1972, MUNIQUE

Duração: de 26 de agosto a 11 de setembro



Mark Splitz venceu as sete provas que disputou na Olimpíada de 1972 - Acervo COI




A primeira Olimpíada transmitida ao vivo para o Brasil viverá para sempre com a marca do terror, mas Munique-1972 também teve momentos esportivamente históricos. Acima de todos, o nadador Mark Spitz entrou para o olimpo do esporte com um desempenho assombroso: o americano disputou sete provas. Não apenas conquistou sete medalhas de ouro como quebrou os sete recordes mundiais que desafiou: 100 m livre, 100 m borboleta, 200 m livre, 200 m borboleta, revezamento 4x100 m livre, revezamento 4x200 m livre e revezamento 4×100 m medley.

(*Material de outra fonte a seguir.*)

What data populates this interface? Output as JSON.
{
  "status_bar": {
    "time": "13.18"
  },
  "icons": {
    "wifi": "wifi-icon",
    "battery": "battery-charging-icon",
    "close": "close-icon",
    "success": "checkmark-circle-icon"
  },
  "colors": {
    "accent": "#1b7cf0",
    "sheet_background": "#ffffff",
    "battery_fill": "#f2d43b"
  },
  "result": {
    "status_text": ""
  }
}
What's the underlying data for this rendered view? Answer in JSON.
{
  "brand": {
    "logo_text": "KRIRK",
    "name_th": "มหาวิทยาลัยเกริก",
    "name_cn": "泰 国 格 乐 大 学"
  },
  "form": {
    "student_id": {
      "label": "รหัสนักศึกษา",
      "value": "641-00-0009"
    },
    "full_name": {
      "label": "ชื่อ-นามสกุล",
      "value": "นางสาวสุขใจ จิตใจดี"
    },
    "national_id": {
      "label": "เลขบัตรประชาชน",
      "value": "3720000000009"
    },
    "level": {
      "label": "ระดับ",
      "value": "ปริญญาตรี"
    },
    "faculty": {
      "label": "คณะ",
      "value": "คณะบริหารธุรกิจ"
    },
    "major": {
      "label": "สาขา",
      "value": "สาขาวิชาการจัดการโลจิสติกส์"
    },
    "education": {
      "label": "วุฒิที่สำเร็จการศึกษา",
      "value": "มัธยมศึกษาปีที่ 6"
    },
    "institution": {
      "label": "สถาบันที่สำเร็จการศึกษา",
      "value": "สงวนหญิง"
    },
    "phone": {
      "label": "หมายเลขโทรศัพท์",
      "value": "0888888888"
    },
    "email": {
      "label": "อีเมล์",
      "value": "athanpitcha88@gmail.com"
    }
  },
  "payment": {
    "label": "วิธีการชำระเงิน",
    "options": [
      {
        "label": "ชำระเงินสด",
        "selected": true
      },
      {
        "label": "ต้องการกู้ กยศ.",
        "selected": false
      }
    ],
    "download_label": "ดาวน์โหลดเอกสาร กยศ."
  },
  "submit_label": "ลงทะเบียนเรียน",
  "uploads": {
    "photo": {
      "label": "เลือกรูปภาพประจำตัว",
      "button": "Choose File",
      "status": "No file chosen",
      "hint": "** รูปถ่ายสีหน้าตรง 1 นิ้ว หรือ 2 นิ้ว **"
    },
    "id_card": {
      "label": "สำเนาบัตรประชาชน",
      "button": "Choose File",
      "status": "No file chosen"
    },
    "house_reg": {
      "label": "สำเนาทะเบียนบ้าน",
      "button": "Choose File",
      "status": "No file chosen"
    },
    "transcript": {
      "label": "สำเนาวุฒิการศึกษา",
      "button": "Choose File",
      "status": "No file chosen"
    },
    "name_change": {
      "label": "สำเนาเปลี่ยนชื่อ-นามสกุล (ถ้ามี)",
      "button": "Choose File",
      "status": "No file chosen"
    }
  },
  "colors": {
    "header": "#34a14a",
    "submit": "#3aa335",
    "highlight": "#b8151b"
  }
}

Acumulando recordes e vitórias desde a infância nos Estados Unidos, Spitz já era considerado um prodígio, e entrou como favorito em sua primeira Olimpíada, na Cidade do México-1968. A altitude da capital mexicana teria prejudicado seu rendimento, e Spitz conquistou “apenas” duas medalhas de ouro, ambas em prova de revezamento. Decepcionado, intensificou os treinos e ganhou praticamente tudo que disputou nos quatro anos seguintes. Em Munique, teve o melhor desempenho de um atleta na história olímpica até então.

Americano de origem judaica, Spitz foi levado embora da vila olímpica assim que terminou de competir, pelo medo de que pudesse ser novo alvo do grupo Setembro Negro, responsável pelo ataque à delegação de Israel. No auge absoluto, e desapontado pelo episódio, Spitz encerrou precocemente a carreira aos 22 anos, eternizando-se como um dos maiores atletas de todos os tempos.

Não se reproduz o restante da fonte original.